0

I thought a qualifier would become non-greedy if I put " ? " after it. So I expected that I could get " ax: yz_bc " as the returned string by the following code:

import re
data = 'aaaaaax: yz_bcd'
p = re.compile('a.*?bc')

ret = p.search(data)
if ret is not None:
  print(f'{ret.group(0)}')
else:
  print('Not matched')

However, the string which was actually returned was " aaaaaax: yz_bc ". It was the same string which the code returned when " ? " was not added. How to explain this phenomenon? Is it because the match must start from the leftmost?

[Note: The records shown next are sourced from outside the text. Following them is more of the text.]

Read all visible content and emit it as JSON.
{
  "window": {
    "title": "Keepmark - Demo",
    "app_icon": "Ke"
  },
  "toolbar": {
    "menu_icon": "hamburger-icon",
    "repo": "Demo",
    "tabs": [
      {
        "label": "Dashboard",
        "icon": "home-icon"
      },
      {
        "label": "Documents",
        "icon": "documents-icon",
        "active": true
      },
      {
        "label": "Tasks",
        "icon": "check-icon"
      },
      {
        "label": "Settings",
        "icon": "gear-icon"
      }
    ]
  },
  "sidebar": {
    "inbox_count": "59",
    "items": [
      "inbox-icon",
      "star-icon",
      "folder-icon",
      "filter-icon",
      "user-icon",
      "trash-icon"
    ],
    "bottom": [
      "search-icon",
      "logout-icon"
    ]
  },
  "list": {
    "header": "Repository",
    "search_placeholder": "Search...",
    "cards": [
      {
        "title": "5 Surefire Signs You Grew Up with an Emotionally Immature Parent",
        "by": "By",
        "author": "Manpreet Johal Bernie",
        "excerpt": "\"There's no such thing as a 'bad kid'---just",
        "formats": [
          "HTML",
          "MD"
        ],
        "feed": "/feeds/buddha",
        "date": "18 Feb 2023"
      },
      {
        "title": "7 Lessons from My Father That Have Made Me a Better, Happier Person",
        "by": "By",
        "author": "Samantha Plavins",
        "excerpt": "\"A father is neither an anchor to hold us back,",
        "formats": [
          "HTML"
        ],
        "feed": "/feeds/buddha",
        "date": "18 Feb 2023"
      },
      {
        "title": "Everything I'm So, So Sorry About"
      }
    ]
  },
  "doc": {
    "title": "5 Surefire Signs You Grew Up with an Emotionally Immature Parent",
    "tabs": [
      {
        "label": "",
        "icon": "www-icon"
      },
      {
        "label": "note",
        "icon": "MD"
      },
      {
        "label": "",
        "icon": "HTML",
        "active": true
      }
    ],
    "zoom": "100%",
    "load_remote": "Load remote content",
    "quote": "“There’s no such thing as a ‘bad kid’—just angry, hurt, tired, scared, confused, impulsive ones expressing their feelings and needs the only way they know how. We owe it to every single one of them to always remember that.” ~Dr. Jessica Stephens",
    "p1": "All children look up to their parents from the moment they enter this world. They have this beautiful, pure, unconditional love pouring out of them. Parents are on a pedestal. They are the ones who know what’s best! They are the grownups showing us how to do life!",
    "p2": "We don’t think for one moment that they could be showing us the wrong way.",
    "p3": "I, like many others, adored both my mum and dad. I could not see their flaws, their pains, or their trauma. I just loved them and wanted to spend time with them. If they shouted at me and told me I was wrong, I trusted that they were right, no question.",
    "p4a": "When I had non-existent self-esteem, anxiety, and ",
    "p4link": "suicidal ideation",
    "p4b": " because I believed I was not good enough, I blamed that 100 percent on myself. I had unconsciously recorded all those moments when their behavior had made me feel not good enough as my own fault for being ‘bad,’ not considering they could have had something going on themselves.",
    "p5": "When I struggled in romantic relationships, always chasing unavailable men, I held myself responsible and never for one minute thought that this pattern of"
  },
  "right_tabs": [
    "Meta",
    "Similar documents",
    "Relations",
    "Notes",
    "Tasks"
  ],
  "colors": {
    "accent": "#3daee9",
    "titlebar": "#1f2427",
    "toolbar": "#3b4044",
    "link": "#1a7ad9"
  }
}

And what change should I make to my code to get " ax: yz_bc " as the returned string?

  • 1
    This is a common duplicate. The simplest solution by far is to say what you mean: "don't match any a:s" is `[^a]*` – tripleee May 20 '22 at 11:59
  • The main point is to exclude the left delimiter from the `.*?` pattern, and in this case, it may be `[^a]*?`, see [the regex demo](https://regex101.com/r/YiAKir/2). – Wiktor Stribiżew May 20 '22 at 12:08
  • without `?`: `'.*(a.*bc)'` and get `group(1)` instead of `group(0)` – furas May 20 '22 at 14:19
  • to tripleee, Wiktor Stribiżew and furas: Thank you all. I think the solution " [^a]*? " is close to what I intended to do. I will adopt this solution. – thomas_chang May 20 '22 at 15:13

0 Answers0